La arquitectura institucional del gobierno de Isabel Díaz Ayuso atraviesa un periodo de intensa fricción con el máximo garante de la legalidad en España. Por tercera vez en un ejercicio marcado por la polarización, el Tribunal Constitucional ha emitido un fallo que trasciende la mera anécdota administrativa para señalar una vulneración sistemática de los derechos políticos. En esta ocasión, el objeto de la controversia es la Ley de Telemadrid, aprobada por la mayoría absoluta de Isabel Díaz Ayuso mediante un procedimiento de lectura única que, a juicio del tribunal, ha cercenado la capacidad de enmienda de la oposición y, por extensión, el derecho de participación ciudadana en los asuntos públicos.
El conflicto nace en junio de 2021, cuando el Partido Popular impulsó una reforma de la radiotelevisión pública madrileña que, bajo la apariencia de un artículo único, transformó profundamente el control parlamentario del ente. Esta maniobra facilitó la salida fulminante de José Pablo López, actual presidente de RTVE, para ser sustituido por perfiles más afines al Ejecutivo regional. La sentencia, cuya ponencia firma el magistrado Cándido Conde-Pumpido, es taxativa al calificar el procedimiento como "inconstitucional y nulo". El fallo subraya que el derecho de enmienda no es un trámite prescindible, sino que entronca directamente con el principio democrático y la función representativa de los diputados.
La controversia no se limita a la forma, sino que salpica la gestión de la Mesa de la Asamblea de Madrid, el órgano encargado de calificar y tramitar las iniciativas. Según el Constitucional, el uso de la lectura única debe reservarse para supuestos de extrema urgencia o consenso unánime, condiciones que no concurrían en una ley que alteraba la estructura de poder de un servicio público esencial. La mayoría progresista del tribunal considera que hurtar el debate y la posibilidad de modificar el texto legislativo vacía de contenido la labor de fiscalización de la oposición, relegando a los grupos minoritarios a un mero "cuarto de hora de fama" antes de una votación ya decidida.
Desde el sector conservador del tribunal, el magistrado Enrique Arnaldo ha liderado un voto particular crítico, argumentando que la responsabilidad no recae en la Mesa sino en el Pleno, y defendiendo que el órgano regional se limitó a aplicar un reglamento parlamentario que, en aquel momento, obligaba a excluir enmiendas en este tipo de tramitaciones. Este choque jurídico revela una tensión de fondo sobre cómo debe ejercerse la mayoría absoluta sin desbordar los cauces constitucionales. Mientras el gobierno madrileño defiende su legitimidad ejecutiva, el Constitucional recuerda que el respeto a la Constitución impide procedimientos que imposibiliten el ejercicio del cargo público.
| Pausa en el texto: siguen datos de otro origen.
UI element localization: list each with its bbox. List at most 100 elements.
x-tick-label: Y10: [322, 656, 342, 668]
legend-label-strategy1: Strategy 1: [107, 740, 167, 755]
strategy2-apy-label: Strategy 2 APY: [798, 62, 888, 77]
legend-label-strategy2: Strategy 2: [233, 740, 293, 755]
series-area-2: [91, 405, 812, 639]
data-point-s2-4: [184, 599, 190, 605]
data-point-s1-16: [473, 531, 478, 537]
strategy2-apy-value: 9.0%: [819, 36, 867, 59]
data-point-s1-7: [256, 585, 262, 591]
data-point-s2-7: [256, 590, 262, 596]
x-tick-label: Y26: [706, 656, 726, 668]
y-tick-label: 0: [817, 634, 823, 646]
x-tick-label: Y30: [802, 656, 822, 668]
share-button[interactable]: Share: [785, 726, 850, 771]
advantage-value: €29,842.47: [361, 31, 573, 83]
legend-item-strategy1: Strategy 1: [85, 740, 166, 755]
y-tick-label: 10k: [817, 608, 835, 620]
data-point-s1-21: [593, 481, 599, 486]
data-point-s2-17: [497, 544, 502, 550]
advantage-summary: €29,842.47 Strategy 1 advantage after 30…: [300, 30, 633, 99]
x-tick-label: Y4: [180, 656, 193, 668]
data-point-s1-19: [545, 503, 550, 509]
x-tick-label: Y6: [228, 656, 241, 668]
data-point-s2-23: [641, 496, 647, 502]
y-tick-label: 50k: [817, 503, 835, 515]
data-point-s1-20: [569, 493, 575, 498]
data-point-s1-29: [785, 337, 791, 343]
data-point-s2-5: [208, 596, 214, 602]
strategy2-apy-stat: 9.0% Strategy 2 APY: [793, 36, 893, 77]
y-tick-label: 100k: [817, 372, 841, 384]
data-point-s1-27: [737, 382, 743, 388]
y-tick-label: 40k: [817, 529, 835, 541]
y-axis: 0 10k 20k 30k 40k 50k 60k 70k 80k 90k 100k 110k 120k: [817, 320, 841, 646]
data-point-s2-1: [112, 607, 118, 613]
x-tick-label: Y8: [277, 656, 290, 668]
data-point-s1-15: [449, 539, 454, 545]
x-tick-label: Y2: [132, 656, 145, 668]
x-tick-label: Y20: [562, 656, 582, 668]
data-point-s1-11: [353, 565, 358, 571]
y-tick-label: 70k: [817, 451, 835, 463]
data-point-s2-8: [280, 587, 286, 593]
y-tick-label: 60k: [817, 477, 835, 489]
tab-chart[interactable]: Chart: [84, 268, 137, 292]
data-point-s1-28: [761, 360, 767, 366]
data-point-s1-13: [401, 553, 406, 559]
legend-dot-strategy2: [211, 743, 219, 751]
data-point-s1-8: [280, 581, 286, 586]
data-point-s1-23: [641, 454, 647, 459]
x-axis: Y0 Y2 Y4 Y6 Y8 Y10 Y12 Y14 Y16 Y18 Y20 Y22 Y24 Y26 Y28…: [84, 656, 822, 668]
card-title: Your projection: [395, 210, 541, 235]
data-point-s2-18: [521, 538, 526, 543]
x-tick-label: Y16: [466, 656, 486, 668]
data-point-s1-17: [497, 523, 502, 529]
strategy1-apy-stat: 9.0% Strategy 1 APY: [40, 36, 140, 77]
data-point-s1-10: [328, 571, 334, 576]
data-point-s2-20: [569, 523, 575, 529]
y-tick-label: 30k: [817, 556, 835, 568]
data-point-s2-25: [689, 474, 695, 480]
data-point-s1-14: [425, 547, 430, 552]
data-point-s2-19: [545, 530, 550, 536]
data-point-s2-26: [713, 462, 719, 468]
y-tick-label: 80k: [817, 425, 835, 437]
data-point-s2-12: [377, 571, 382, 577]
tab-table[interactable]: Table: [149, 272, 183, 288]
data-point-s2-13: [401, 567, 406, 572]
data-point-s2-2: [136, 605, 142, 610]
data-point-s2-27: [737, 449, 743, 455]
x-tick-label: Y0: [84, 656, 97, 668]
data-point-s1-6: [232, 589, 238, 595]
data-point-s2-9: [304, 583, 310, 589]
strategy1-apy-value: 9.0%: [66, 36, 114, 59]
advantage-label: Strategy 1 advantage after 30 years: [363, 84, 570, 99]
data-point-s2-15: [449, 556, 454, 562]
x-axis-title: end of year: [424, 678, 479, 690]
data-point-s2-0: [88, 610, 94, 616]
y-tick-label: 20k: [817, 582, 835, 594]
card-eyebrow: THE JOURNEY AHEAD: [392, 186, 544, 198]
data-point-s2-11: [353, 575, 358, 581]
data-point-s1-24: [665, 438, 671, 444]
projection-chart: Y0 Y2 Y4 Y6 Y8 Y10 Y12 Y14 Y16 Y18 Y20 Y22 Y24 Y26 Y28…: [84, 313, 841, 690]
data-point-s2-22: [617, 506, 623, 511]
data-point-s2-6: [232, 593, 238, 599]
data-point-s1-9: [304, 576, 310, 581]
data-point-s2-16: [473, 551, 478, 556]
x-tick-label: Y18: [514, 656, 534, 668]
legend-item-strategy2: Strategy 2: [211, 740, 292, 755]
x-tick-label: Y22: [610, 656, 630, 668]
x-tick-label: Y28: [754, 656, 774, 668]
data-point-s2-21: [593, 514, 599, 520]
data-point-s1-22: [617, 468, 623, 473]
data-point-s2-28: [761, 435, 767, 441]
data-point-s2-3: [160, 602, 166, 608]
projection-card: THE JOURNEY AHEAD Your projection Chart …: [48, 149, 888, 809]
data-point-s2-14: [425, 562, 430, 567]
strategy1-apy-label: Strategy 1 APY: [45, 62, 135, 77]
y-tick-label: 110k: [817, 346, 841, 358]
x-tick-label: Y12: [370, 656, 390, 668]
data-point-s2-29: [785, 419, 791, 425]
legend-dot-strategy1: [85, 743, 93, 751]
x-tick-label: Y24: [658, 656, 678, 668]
Este tercer revés judicial contra la gestión parlamentaria de Ayuso pone el foco en una estrategia política que, según la oposición, busca blindar las decisiones del Ejecutivo frente al escrutinio del legislativo. Con antecedentes recientes vinculados a la protección de información sobre el entorno de la presidenta, la censura a la tramitación de la Ley de Telemadrid se convierte en un recordatorio de que las reglas del juego parlamentario son innegociables. El Tribunal Constitucional deja claro que, en una democracia representativa, la celeridad legislativa no puede ser el pretexto para silenciar la pluralidad de voces que configuran el tejido social de la región.